The committee found that DeLay violated House rules when he offered to endorse the son of Rep. Nick Smith (R-Mich.), who was running for his father’s seat in Congress, in exchange for Rep. Nick Smith’s support for a Republican prescription drug bill.
“I will personally endorse your son,” Delay reportedly said to Smith on the floor of the House. “That’s my last offer.”
The committee’s report said DeLay agreed with the substance of Smith’s recollection of his statements, but contended it was Smith who first brought up the subject of his son’s campaign. DeLay said he believed Smith was “fishing” to find out what Delay might offer.
In its report on the matter, the committee said “it is improper for a member to offer or link support for the personal interests of another member as part of a quid pro quo to reach a legislative goal.”
Smith ended up voting against the Medicare prescription drug bill, which eventually passed by five votes and became law in December.
DeLay said in a statement Friday that he accepted the committee’s findings, which he referred to as “guidance.”
“I would never knowingly violate the rules of the House,” DeLay said.
Rep. Candice Miller, R – Mich., was also admonished for statements the committee said could have been interpreted as retaliation for Smith’s vote.
After Smith voted “no”, Miller reportedly approached him on the House floor and said, “I hope your son doesn’t come to Congress because I won’t support him.”
Miller told the committee that Smith had previously asked for her assistance with his son’s campaign. Smith denied he had sought her assistance.
Smith said that Miller pressured him to change his vote by threatening to actively work against his son’s election if he did not.
Miller said in a statement Friday that she had “read the committee’s report and accept their findings that I may have committed a ‘discreet violation of the rules.'”
Though the committee found that Smith’s allegations about DeLay’s endorsement offer and Miller’s threat of retaliation were true, it also said Smith’s claims that he was offered specific forms of financial support for his son’s candidacy in return for supporting the legislation were not true.
The committee’s report said those allegations “appear to be the result of speculation or exaggeration on the part of Rep. Nick Smith” and that Smith “failed to exercise reasonable judgment or restraint.”
In addition, the committee said Smith failed to fully cooperate with the committee’s Republican chair and ranking Democratic member during the investigation.
The committee’s investigation stemmed from complaints by Smith who, in the days after the vote, said that during “arm twisting” and bullying by fellow politicians he was offered $100,000 for his son’s campaign along with DeLay’s and others’ endorsement of his son’s candidacy.

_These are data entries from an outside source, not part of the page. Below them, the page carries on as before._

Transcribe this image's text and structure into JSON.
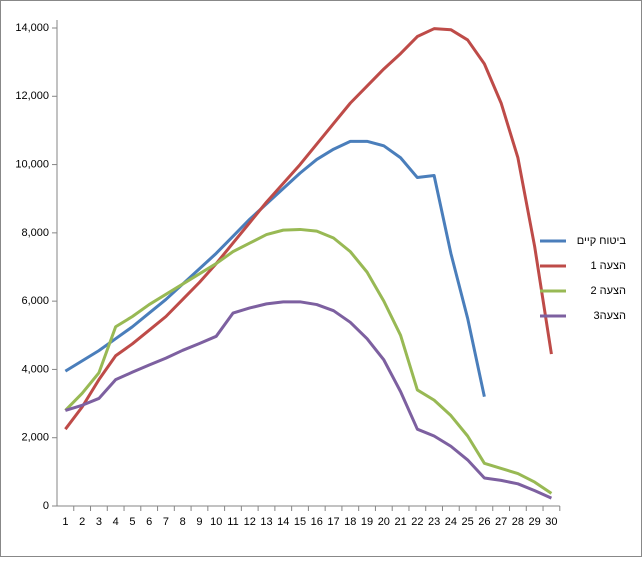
{
  "chart_data": {
    "type": "line",
    "categories": [
      "1",
      "2",
      "3",
      "4",
      "5",
      "6",
      "7",
      "8",
      "9",
      "10",
      "11",
      "12",
      "13",
      "14",
      "15",
      "16",
      "17",
      "18",
      "19",
      "20",
      "21",
      "22",
      "23",
      "24",
      "25",
      "26",
      "27",
      "28",
      "29",
      "30"
    ],
    "series": [
      {
        "name": "ביטוח קיים",
        "color": "#4a7ebb",
        "values": [
          3950,
          4250,
          4550,
          4900,
          5250,
          5650,
          6050,
          6500,
          6950,
          7400,
          7900,
          8400,
          8850,
          9300,
          9750,
          10150,
          10450,
          10680,
          10680,
          10550,
          10200,
          9620,
          9680,
          7400,
          5500,
          3200,
          null,
          null,
          null,
          null
        ]
      },
      {
        "name": "הצעה 1",
        "color": "#be4b48",
        "values": [
          2250,
          2900,
          3700,
          4400,
          4750,
          5150,
          5550,
          6050,
          6550,
          7100,
          7700,
          8300,
          8900,
          9450,
          10000,
          10600,
          11200,
          11800,
          12300,
          12800,
          13250,
          13750,
          13980,
          13950,
          13650,
          12950,
          11800,
          10200,
          7600,
          4450
        ]
      },
      {
        "name": "הצעה 2",
        "color": "#98b954",
        "values": [
          2800,
          3300,
          3900,
          5250,
          5550,
          5900,
          6200,
          6500,
          6800,
          7100,
          7450,
          7700,
          7950,
          8080,
          8100,
          8050,
          7850,
          7450,
          6850,
          6000,
          5000,
          3400,
          3100,
          2650,
          2050,
          1250,
          1100,
          950,
          700,
          370
        ]
      },
      {
        "name": "הצעה3",
        "color": "#7d60a0",
        "values": [
          2800,
          2950,
          3150,
          3700,
          3920,
          4130,
          4330,
          4560,
          4760,
          4970,
          5650,
          5800,
          5920,
          5980,
          5980,
          5900,
          5720,
          5380,
          4900,
          4280,
          3350,
          2250,
          2050,
          1750,
          1350,
          820,
          750,
          650,
          450,
          230
        ]
      }
    ],
    "ylim": [
      0,
      14000
    ],
    "yticks": [
      0,
      {
        "value": 2000,
        "label": "2,000"
      },
      {
        "value": 4000,
        "label": "4,000"
      },
      {
        "value": 6000,
        "label": "6,000"
      },
      {
        "value": 8000,
        "label": "8,000"
      },
      {
        "value": 10000,
        "label": "10,000"
      },
      {
        "value": 12000,
        "label": "12,000"
      },
      {
        "value": 14000,
        "label": "14,000"
      }
    ],
    "legend": "right"
  }
}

Smith later said there was no specific mention of money during the intense pre-vote haggling, but that fellow politicians said they would support his son or actively oppose his son, depending on Smith’s vote on the bill.
In a statement to the committee, Smith said that he inferred that offers from members of Congress and others meant “tens of thousands if not hundreds of thousands of dollars for my son’s campaign if I voted for the bill.”
Smith said in a press release Friday that he was proud that his son Brad had encouraged him to stand by his decision to vote no on the bill despite the effect it may have had on his race.
Brad Smith’s bid for his father’s seat ended when he lost in Michigan’s August 3 Republican primary.
“The Ethics Committee has ruled. Let us now move on from this unpleasant episode and do the best we can for the American people,” Rep. Nick Smith said in his press statement.
In addition to the admonishment of the three members, the committee said the “late night timing of the vote, the extended period of time for which the vote was held open, and the unusual lobbying pressure on members… exacerbated tensions on the House floor and contributed to an environment in which the usual traditions of civil discourse and decorum among members were not always followed.”
The rebuke of DeLay comes on the heels of the indictment by a grand jury in Texas of three of his top political aides on charges of fundraising violations.
The House Ethics Committee continues to investigate DeLay’s fundraising practices.